By contrast, following months of negotiations, the majority of Welsh assembly members (AMs) are expected to back the Brexit Bill, and approve the LCM. This is on the basis that the EU powers will be held in Westminster for up to seven years before being devolved back to Wales.
But why the differing opinions over LCMs? It is worth noting the different political climate in Wales compared to Scotland. The majority of Welsh constituencies voted in favour of Brexit. And there are a higher percentage of UKIP and Conservative AMs in Wales compared to MSPs in Scotland.
Furthermore, with the collapse of the power-sharing agreement in Northern Ireland, there is no official government representing Nothern Irish views in these negotiations.

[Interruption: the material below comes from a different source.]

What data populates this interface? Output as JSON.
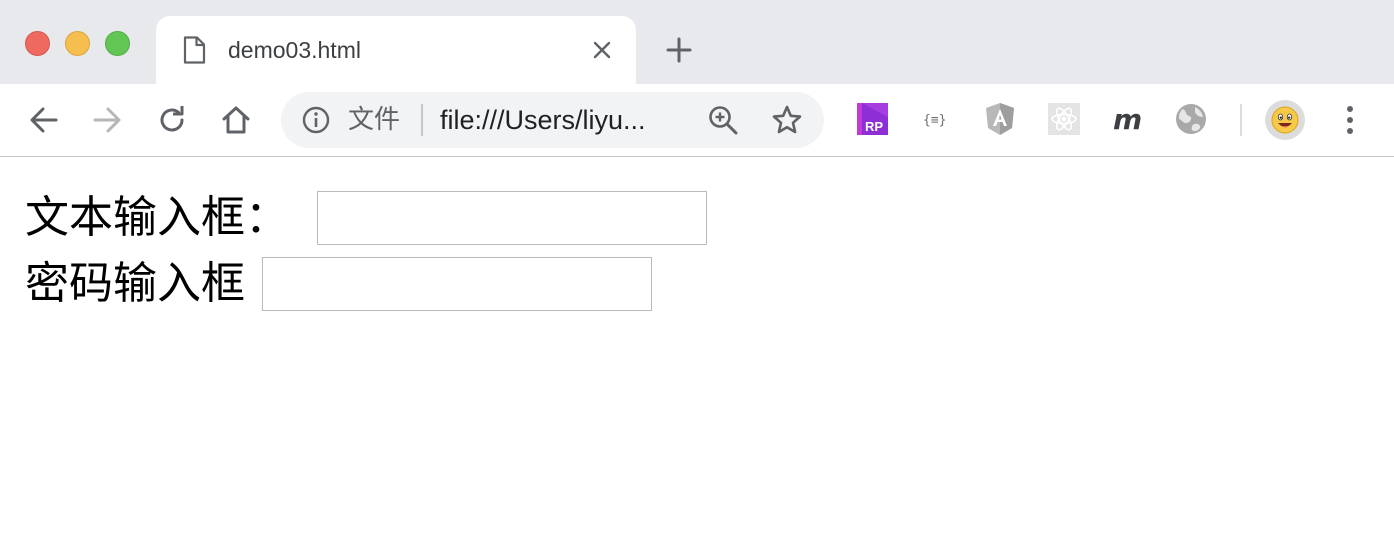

The legal reality is, even if the Scottish parliament refuses to approve a LCM, Brexit legislation will not be delayed. Furthermore, the UK government has already indicated that it is willing to challenge Scotland over its recent legislation pertaining to Brexit. But, as in previous cases, it is likely that the Scottish government will similarly want to launch a legal challenge in the Supreme Court. This time relating to new laws that go against the devolved legal competence of Scotland.
However, given UK sovereignty rules, and that the Supreme Court has already stated that LCMs are just political conventions – and that policing their scope and manner “does not lie within the constitutional remit of the judiciary” – it seems unlikely that Scotland will enjoy much success in pursuing such arguments.
But that won’t be the end of things. Instead, the looming constitutional crisis may come politically. There will likely be consequences for Westminster, which will be seen as defying the will of the Scottish people “again”. They voted in favour of devolution after all. Scotland also voted against Brexit, and yet is having to go through with it too. With this backdrop the whole country may very well be heading towards a new constitutional crisis and a second Scottish independence referendum.